PCR (Genexpression für Kollagen) - Experimentelle Untersuchungen zur Herstellung einer bioartif

5.1 V ORVERSUCHE

5.2.6 PCR (Genexpression für Kollagen)

Im Verlauf der 4-wöchigen Kultivierung der 2-D und 3-D Kulturen wurden nach 7, 14, 21, und 28 Tagen Gewebeproben für die Polymerase-Kettenreaktion aufgearbeitet.

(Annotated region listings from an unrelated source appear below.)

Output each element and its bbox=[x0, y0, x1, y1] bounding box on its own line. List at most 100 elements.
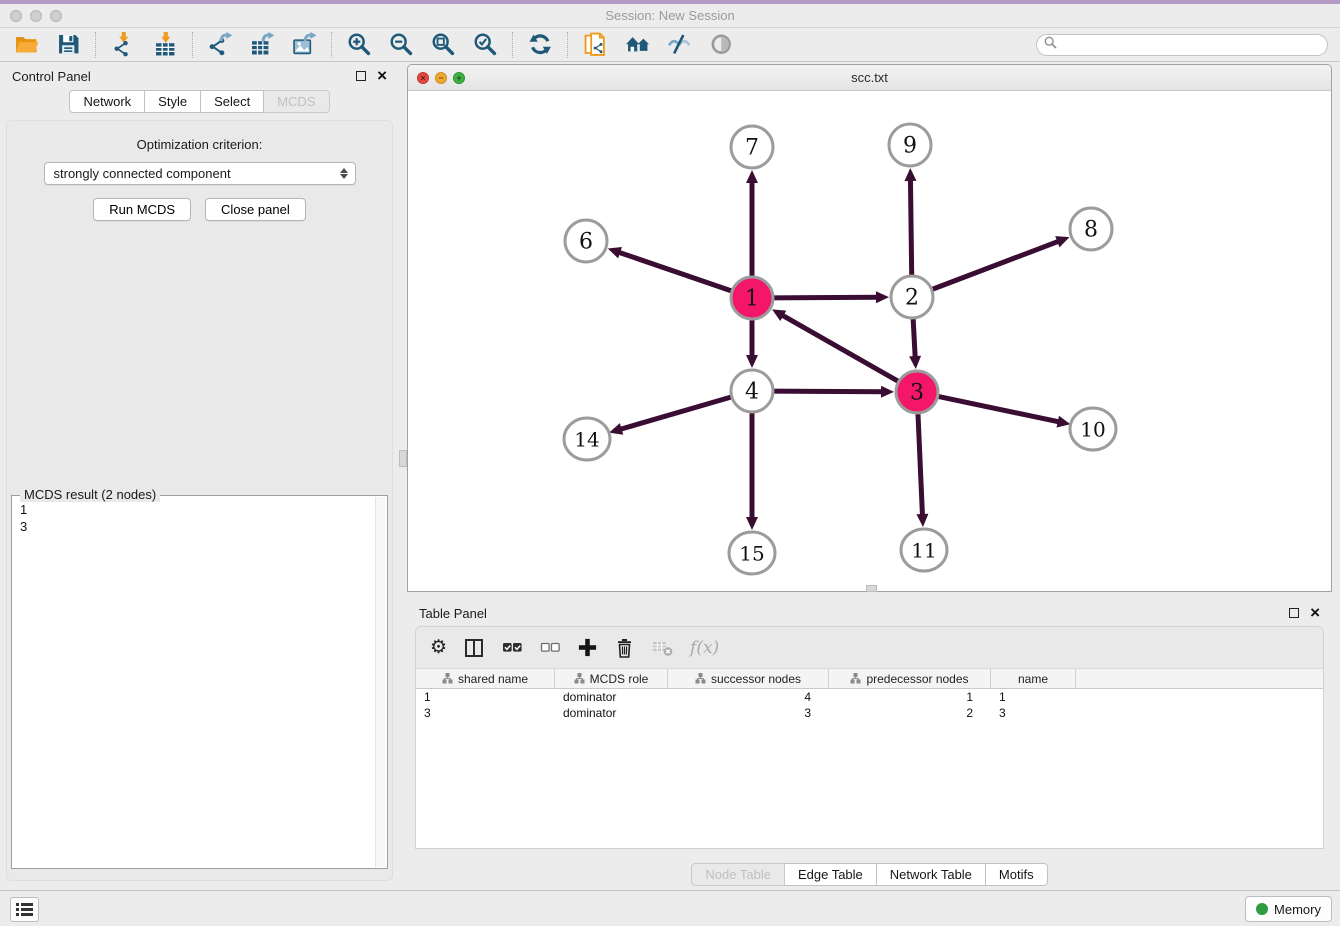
column-header-MCDS-role[interactable]: MCDS role bbox=[555, 669, 668, 688]
memory-button[interactable]: Memory bbox=[1245, 896, 1332, 922]
save-session-button[interactable] bbox=[54, 31, 82, 58]
deselect-all-button[interactable] bbox=[540, 638, 561, 657]
control-panel-title: Control Panel bbox=[12, 69, 91, 84]
chevron-up-icon bbox=[340, 168, 348, 173]
close-panel-icon[interactable]: × bbox=[377, 71, 387, 81]
cell-successor-nodes[interactable]: 3 bbox=[668, 705, 829, 721]
table-tab-network-table[interactable]: Network Table bbox=[877, 863, 986, 886]
float-panel-icon[interactable] bbox=[356, 71, 366, 81]
mcds-result-list[interactable]: 13 bbox=[12, 496, 375, 868]
select-all-button[interactable] bbox=[502, 638, 523, 657]
delete-table-button[interactable] bbox=[652, 638, 673, 657]
table-row[interactable]: 1dominator411 bbox=[416, 689, 1323, 705]
tab-mcds[interactable]: MCDS bbox=[264, 90, 329, 113]
zoom-out-button[interactable] bbox=[387, 31, 415, 58]
tab-style[interactable]: Style bbox=[145, 90, 201, 113]
task-history-button[interactable] bbox=[10, 897, 39, 922]
node-8[interactable]: 8 bbox=[1070, 208, 1112, 250]
edge-1-4[interactable] bbox=[746, 316, 758, 368]
edge-4-3[interactable] bbox=[770, 386, 894, 398]
column-header-predecessor-nodes[interactable]: predecessor nodes bbox=[829, 669, 991, 688]
edge-3-1[interactable] bbox=[772, 309, 901, 383]
run-mcds-button[interactable]: Run MCDS bbox=[93, 198, 191, 221]
table-tab-edge-table[interactable]: Edge Table bbox=[785, 863, 877, 886]
app-titlebar[interactable]: Session: New Session bbox=[0, 4, 1340, 28]
cell-predecessor-nodes[interactable]: 2 bbox=[829, 705, 991, 721]
svg-text:9: 9 bbox=[903, 134, 917, 159]
table-tab-motifs[interactable]: Motifs bbox=[986, 863, 1048, 886]
search-input[interactable] bbox=[1061, 36, 1327, 54]
cell-MCDS-role[interactable]: dominator bbox=[555, 705, 668, 721]
node-4[interactable]: 4 bbox=[731, 370, 773, 412]
edge-1-6[interactable] bbox=[608, 247, 735, 292]
result-scrollbar[interactable] bbox=[375, 497, 386, 867]
edge-1-2[interactable] bbox=[770, 291, 889, 303]
column-header-successor-nodes[interactable]: successor nodes bbox=[668, 669, 829, 688]
node-10[interactable]: 10 bbox=[1070, 408, 1116, 450]
criterion-select[interactable]: strongly connected component bbox=[44, 162, 356, 185]
table-tab-node-table[interactable]: Node Table bbox=[691, 863, 785, 886]
cell-name[interactable]: 1 bbox=[991, 689, 1076, 705]
zoom-selected-button[interactable] bbox=[471, 31, 499, 58]
close-table-panel-icon[interactable]: × bbox=[1310, 608, 1320, 618]
node-7[interactable]: 7 bbox=[731, 126, 773, 168]
column-header-shared-name[interactable]: shared name bbox=[416, 669, 555, 688]
zoom-in-icon bbox=[347, 32, 372, 57]
zoom-in-button[interactable] bbox=[345, 31, 373, 58]
edge-2-9[interactable] bbox=[904, 168, 916, 279]
column-label: shared name bbox=[458, 672, 528, 686]
hide-panel-button[interactable] bbox=[665, 31, 693, 58]
export-network-button[interactable] bbox=[206, 31, 234, 58]
zoom-fit-button[interactable] bbox=[429, 31, 457, 58]
edge-2-8[interactable] bbox=[929, 236, 1070, 290]
node-1-selected[interactable]: 1 bbox=[731, 277, 773, 319]
network-canvas[interactable]: 7 9 6 8 1 2 4 3 14 10 15 11 bbox=[408, 91, 1331, 591]
cell-MCDS-role[interactable]: dominator bbox=[555, 689, 668, 705]
function-builder-button[interactable]: f(x) bbox=[690, 638, 719, 658]
columns-button[interactable] bbox=[464, 638, 485, 658]
tab-select[interactable]: Select bbox=[201, 90, 264, 113]
zoom-out-icon bbox=[389, 32, 414, 57]
export-table-button[interactable] bbox=[248, 31, 276, 58]
cell-shared-name[interactable]: 1 bbox=[416, 689, 555, 705]
node-15[interactable]: 15 bbox=[729, 532, 775, 574]
search-field[interactable] bbox=[1036, 34, 1328, 56]
node-9[interactable]: 9 bbox=[889, 124, 931, 166]
show-panel-button[interactable] bbox=[707, 31, 735, 58]
import-table-button[interactable] bbox=[151, 31, 179, 58]
edge-1-7[interactable] bbox=[746, 170, 758, 280]
edge-3-11[interactable] bbox=[916, 410, 928, 527]
cell-predecessor-nodes[interactable]: 1 bbox=[829, 689, 991, 705]
table-row[interactable]: 3dominator323 bbox=[416, 705, 1323, 721]
float-table-panel-icon[interactable] bbox=[1289, 608, 1299, 618]
node-2[interactable]: 2 bbox=[891, 276, 933, 318]
horizontal-splitter-handle[interactable] bbox=[866, 585, 877, 592]
node-3-selected[interactable]: 3 bbox=[896, 371, 938, 413]
home-button[interactable] bbox=[623, 31, 651, 58]
delete-button[interactable] bbox=[614, 637, 635, 658]
control-panel-tabs: NetworkStyleSelectMCDS bbox=[69, 90, 329, 113]
edge-4-15[interactable] bbox=[746, 409, 758, 530]
list-icon bbox=[16, 902, 33, 917]
network-from-selection-button[interactable] bbox=[581, 31, 609, 58]
edge-4-14[interactable] bbox=[609, 396, 735, 435]
network-window-titlebar[interactable]: × − + scc.txt bbox=[408, 65, 1331, 91]
add-button[interactable] bbox=[578, 638, 597, 657]
settings-button[interactable]: ⚙ bbox=[430, 638, 447, 658]
vertical-splitter-handle[interactable] bbox=[399, 450, 407, 467]
close-panel-button[interactable]: Close panel bbox=[205, 198, 306, 221]
refresh-layout-button[interactable] bbox=[526, 31, 554, 58]
edge-3-10[interactable] bbox=[935, 396, 1071, 428]
open-session-button[interactable] bbox=[12, 31, 40, 58]
cell-name[interactable]: 3 bbox=[991, 705, 1076, 721]
node-6[interactable]: 6 bbox=[565, 220, 607, 262]
column-header-name[interactable]: name bbox=[991, 669, 1076, 688]
export-image-button[interactable] bbox=[290, 31, 318, 58]
tab-network[interactable]: Network bbox=[69, 90, 145, 113]
node-14[interactable]: 14 bbox=[564, 418, 610, 460]
edge-2-3[interactable] bbox=[909, 315, 921, 369]
node-11[interactable]: 11 bbox=[901, 529, 947, 571]
import-network-button[interactable] bbox=[109, 31, 137, 58]
cell-successor-nodes[interactable]: 4 bbox=[668, 689, 829, 705]
cell-shared-name[interactable]: 3 bbox=[416, 705, 555, 721]
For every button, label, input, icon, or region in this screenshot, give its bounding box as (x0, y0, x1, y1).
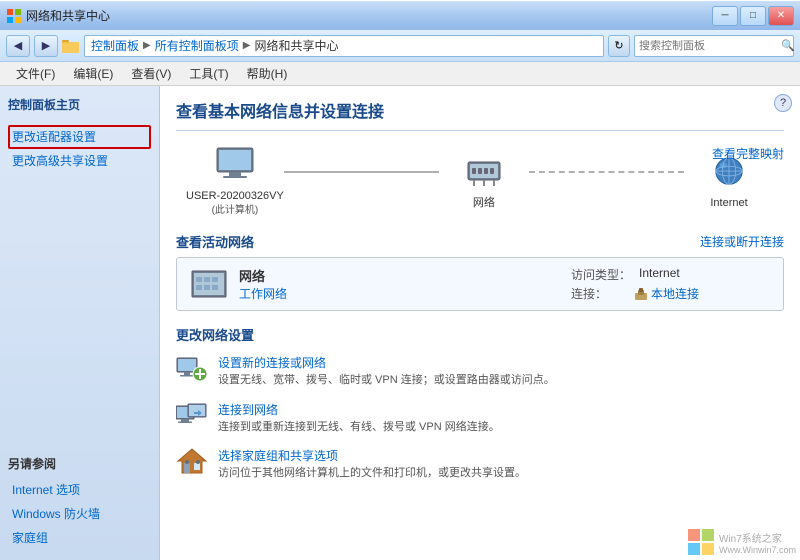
net-node-computer: USER-20200326VY (此计算机) (186, 145, 284, 218)
access-type-value: Internet (639, 266, 680, 283)
main-layout: 控制面板主页 更改适配器设置 更改高级共享设置 另请参阅 Internet 选项… (0, 86, 800, 560)
settings-icon-1 (176, 401, 208, 429)
active-net-info: 网络 工作网络 (239, 266, 561, 302)
settings-link-0[interactable]: 设置新的连接或网络 (218, 354, 784, 371)
search-icon[interactable]: 🔍 (781, 39, 795, 52)
settings-link-1[interactable]: 连接到网络 (218, 401, 784, 418)
maximize-button[interactable]: □ (740, 6, 766, 26)
active-net-type-link[interactable]: 工作网络 (239, 287, 287, 301)
address-bar: ◀ ▶ 控制面板 ▶ 所有控制面板项 ▶ 网络和共享中心 ↻ 🔍 (0, 30, 800, 62)
sidebar-link-adapter[interactable]: 更改适配器设置 (8, 125, 151, 149)
net-node-network: 网络 (439, 152, 529, 211)
refresh-button[interactable]: ↻ (608, 35, 630, 57)
settings-item-2: 选择家庭组和共享选项 访问位于其他网络计算机上的文件和打印机，或更改共享设置。 (176, 447, 784, 481)
connection-label: 连接： (571, 285, 626, 302)
menu-edit[interactable]: 编辑(E) (65, 63, 121, 84)
network-diagram: USER-20200326VY (此计算机) (176, 145, 784, 218)
sidebar-link-firewall[interactable]: Windows 防火墙 (8, 502, 151, 526)
title-bar: 网络和共享中心 ─ □ ✕ (0, 0, 800, 30)
computer-label: USER-20200326VY (此计算机) (186, 189, 284, 218)
connect-disconnect-link[interactable]: 连接或断开连接 (700, 233, 784, 250)
watermark-line2: Www.Winwin7.com (719, 545, 796, 555)
menu-help[interactable]: 帮助(H) (239, 63, 296, 84)
menu-file[interactable]: 文件(F) (8, 63, 63, 84)
computer-icon (211, 145, 259, 185)
watermark-logo: Win7系统之家 Www.Winwin7.com (687, 528, 796, 556)
minimize-button[interactable]: ─ (712, 6, 738, 26)
settings-desc-2: 访问位于其他网络计算机上的文件和打印机，或更改共享设置。 (218, 466, 784, 481)
folder-icon (62, 38, 80, 54)
back-button[interactable]: ◀ (6, 35, 30, 57)
app-icon (6, 8, 22, 24)
content-title: 查看基本网络信息并设置连接 (176, 98, 784, 131)
active-network-header: 查看活动网络 连接或断开连接 (176, 232, 784, 251)
active-net-name: 网络 (239, 266, 561, 285)
settings-icon-2 (176, 447, 208, 475)
net-line-1 (284, 171, 439, 173)
help-icon[interactable]: ? (774, 94, 792, 112)
title-bar-title: 网络和共享中心 (26, 7, 110, 24)
menu-bar: 文件(F) 编辑(E) 查看(V) 工具(T) 帮助(H) (0, 62, 800, 86)
forward-button[interactable]: ▶ (34, 35, 58, 57)
menu-tools[interactable]: 工具(T) (181, 63, 236, 84)
network-label: 网络 (473, 196, 495, 211)
change-settings-title: 更改网络设置 (176, 325, 784, 344)
watermark: Win7系统之家 Www.Winwin7.com (687, 528, 796, 556)
sidebar-also-title: 另请参阅 (8, 455, 151, 472)
watermark-win-logo (687, 528, 715, 556)
settings-text-2: 选择家庭组和共享选项 访问位于其他网络计算机上的文件和打印机，或更改共享设置。 (218, 447, 784, 481)
access-type-row: 访问类型： Internet (571, 266, 771, 283)
title-bar-left: 网络和共享中心 (6, 7, 110, 24)
search-box: 🔍 (634, 35, 794, 57)
arrow-2: ▶ (243, 40, 251, 51)
active-net-icon (189, 266, 229, 302)
access-type-label: 访问类型： (571, 266, 631, 283)
arrow-1: ▶ (143, 40, 151, 51)
view-full-map-link[interactable]: 查看完整映射 (712, 145, 784, 162)
active-network-box: 网络 工作网络 访问类型： Internet 连接： (176, 257, 784, 311)
sidebar-link-homegroup[interactable]: 家庭组 (8, 526, 151, 550)
network-icon (460, 152, 508, 192)
settings-desc-1: 连接到或重新连接到无线、有线、拨号或 VPN 网络连接。 (218, 420, 784, 435)
settings-item-0: 设置新的连接或网络 设置无线、宽带、拨号、临时或 VPN 连接；或设置路由器或访… (176, 354, 784, 388)
settings-text-1: 连接到网络 连接到或重新连接到无线、有线、拨号或 VPN 网络连接。 (218, 401, 784, 435)
internet-label: Internet (710, 196, 747, 211)
title-bar-buttons: ─ □ ✕ (712, 6, 794, 26)
close-button[interactable]: ✕ (768, 6, 794, 26)
settings-link-2[interactable]: 选择家庭组和共享选项 (218, 447, 784, 464)
settings-desc-0: 设置无线、宽带、拨号、临时或 VPN 连接；或设置路由器或访问点。 (218, 373, 784, 388)
path-part-2: 所有控制面板项 (155, 37, 239, 54)
active-network-title: 查看活动网络 (176, 232, 254, 251)
search-input[interactable] (639, 40, 781, 52)
menu-view[interactable]: 查看(V) (123, 63, 179, 84)
active-net-stats: 访问类型： Internet 连接： 本地连接 (571, 266, 771, 302)
address-path[interactable]: 控制面板 ▶ 所有控制面板项 ▶ 网络和共享中心 (84, 35, 604, 57)
sidebar-link-internet-options[interactable]: Internet 选项 (8, 478, 151, 502)
net-line-2 (529, 171, 684, 173)
connection-icon (634, 287, 648, 301)
path-part-3: 网络和共享中心 (254, 37, 338, 54)
sidebar-main-title: 控制面板主页 (8, 96, 151, 117)
settings-icon-0 (176, 354, 208, 382)
connection-row: 连接： 本地连接 (571, 285, 771, 302)
watermark-line1: Win7系统之家 (719, 530, 796, 545)
path-part-1: 控制面板 (91, 37, 139, 54)
connection-value-link[interactable]: 本地连接 (651, 285, 699, 302)
watermark-text: Win7系统之家 Www.Winwin7.com (719, 530, 796, 555)
sidebar-link-sharing[interactable]: 更改高级共享设置 (8, 149, 151, 173)
sidebar-also-section: 另请参阅 Internet 选项 Windows 防火墙 家庭组 (8, 445, 151, 550)
content-area: ? 查看基本网络信息并设置连接 USER-2020032 (160, 86, 800, 560)
sidebar: 控制面板主页 更改适配器设置 更改高级共享设置 另请参阅 Internet 选项… (0, 86, 160, 560)
connection-value-container: 本地连接 (634, 285, 699, 302)
settings-text-0: 设置新的连接或网络 设置无线、宽带、拨号、临时或 VPN 连接；或设置路由器或访… (218, 354, 784, 388)
settings-item-1: 连接到网络 连接到或重新连接到无线、有线、拨号或 VPN 网络连接。 (176, 401, 784, 435)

Mit den spezifischen Knorpelzellprimern für Kollagen I, Kollagen II und GAPDH als House-Keeping-Gen, sollten die Ergebnisse aus den anderen Untersuchungen unterstützt, bzw. ergänzt werden. Als Positiv-Kontrolle für Kollagen Typ I wurden Fibroblasten und Knorpelzellen in der 2.Passage mitgeführt: Für Kollagen Typ II Knorpelzellen direkt nach der Isolation und als Negativ-Kontrolle Endothelzellen.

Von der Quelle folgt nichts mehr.